The words didn’t even display frantic red. Just amber. Nagging amber. Stubborn amber. The color of mild concern, but she was the only one there to feel it.

Despite herself, her best intentions, her years of careful discipline, she lost control. Her blood drummed at her ears. Her pores leaked sweat, and the chilly room grew chillier still. And then she breathed. In, out. One deep breath. And another. And then a third, coaxing focus back. Bribing her pulse down from its fluttering heights.

Because panic wouldn’t fix it.

She retrieved her uniform and pulled it on before she opened the report. Perhaps it was a concession to her frail humanity, but that was alright. It was alright to take what comfort she could find, even if that comfort was just the weight of the fabric on her shoulders and the familiar contours of the well-worn, well-loved boots on her feet. If it helped, who was she to argue?

Then, because there was nothing else to do, because the only way past was through, she tapped the amber words with the tip of a finger and opened herself to the worst. And found it anticlimactic. There was no cascading failure. There was no spreading corruption. There was only an error message, all but useless in its lack of specific information.

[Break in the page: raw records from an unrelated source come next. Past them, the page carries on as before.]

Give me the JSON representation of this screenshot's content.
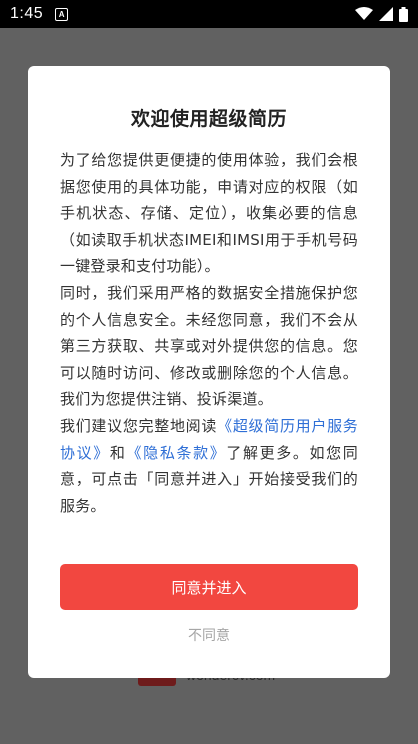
{
  "status_bar": {
    "time": "1:45",
    "notification_glyph": "A",
    "icons": [
      "wifi-icon",
      "signal-icon",
      "battery-icon"
    ]
  },
  "background": {
    "logo_text": "wondercv.com"
  },
  "dialog": {
    "title": "欢迎使用超级简历",
    "para1": "为了给您提供更便捷的使用体验，我们会根据您使用的具体功能，申请对应的权限（如手机状态、存储、定位），收集必要的信息（如读取手机状态IMEI和IMSI用于手机号码一键登录和支付功能）。",
    "para2": "同时，我们采用严格的数据安全措施保护您的个人信息安全。未经您同意，我们不会从第三方获取、共享或对外提供您的信息。您可以随时访问、修改或删除您的个人信息。我们为您提供注销、投诉渠道。",
    "para3_prefix": "我们建议您完整地阅读",
    "user_agreement_link": "《超级简历用户服务协议》",
    "para3_and": "和",
    "privacy_link": "《隐私条款》",
    "para3_suffix": "了解更多。如您同意，可点击「同意并进入」开始接受我们的服务。",
    "agree_label": "同意并进入",
    "disagree_label": "不同意"
  },
  "colors": {
    "accent": "#f24740",
    "link": "#2f6fd6"
  }
}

>>> Nanite interface ABNORMAL…

Communication failure… attempting reboot in 30 minutes…

Coldsleep NOT advised

She should have felt relieved, or at least warily hopeful. It could have been so much worse. The nanites coursing through her veins, a new type—or they were when they had injected them ten years ago—could have met with every kind of failure. Instead, they were just… glitching a little. Probably. Maybe.

She should have felt relieved, she told herself, but all she really felt was the weight of silence. Because the coldpod would have registered that error before it brought her out, and the only reason it had done so anyway was because they had removed that particular failsafe.

Because she had told them to. Because she’d said she was willing to take the risk. Because the mission was more important. Because she’d thought a few days, weeks, months of terrible isolation was a price she was willing to pay if it meant their colony had a lifeline back to Earth.

The mission psychs had disagreed. Some more vehemently than others. It had taken months of argument to secure their agreement, and then only with caveats. Three of them had to be woken, and she and the Twins had volunteered. And they had to be able to go back into coldsleep after a few days. Hence the new tech.

The new tech that, despite extensive testing and spotless results, was now malfunctioning.

The thrumming of the ship seemed small and pitiful now, standing against a fathomless void and loneliness. It was all in her head, she told herself. That was where all the worst monsters lived, she replied.

For a split second something teetered at the edge of her mind, goaded by a thousand ifs. If the Twins’ nanites had malfunctioned. If the reset didn’t work. If she couldn’t fall back into coldsleep.

If.

If.

If.

She might have screamed. She might have stood, paralyzed and silent. She didn’t know. She didn’t care. She wasn’t sure it mattered.

She wasn’t even sure what finally got her moving once again. Habit, maybe. Or her old friends, duty and discipline, reasserting themselves. All she knew was that she found herself, minutes later, standing in Coldbay 2 and finding that her fears were confirmed. The computer had attempted to wake the Twins. And it had failed.

And she was alone here after all, floating in this void between the stars. The certainty should have clawed away her remaining sanity. It would eventually, she was sure. But for now, it was a strange relief. Hope, whatever shreds of it remained, was far enough away that she could ignore it. And while she could move, she had work to do.

She would prowl this silent ship alone.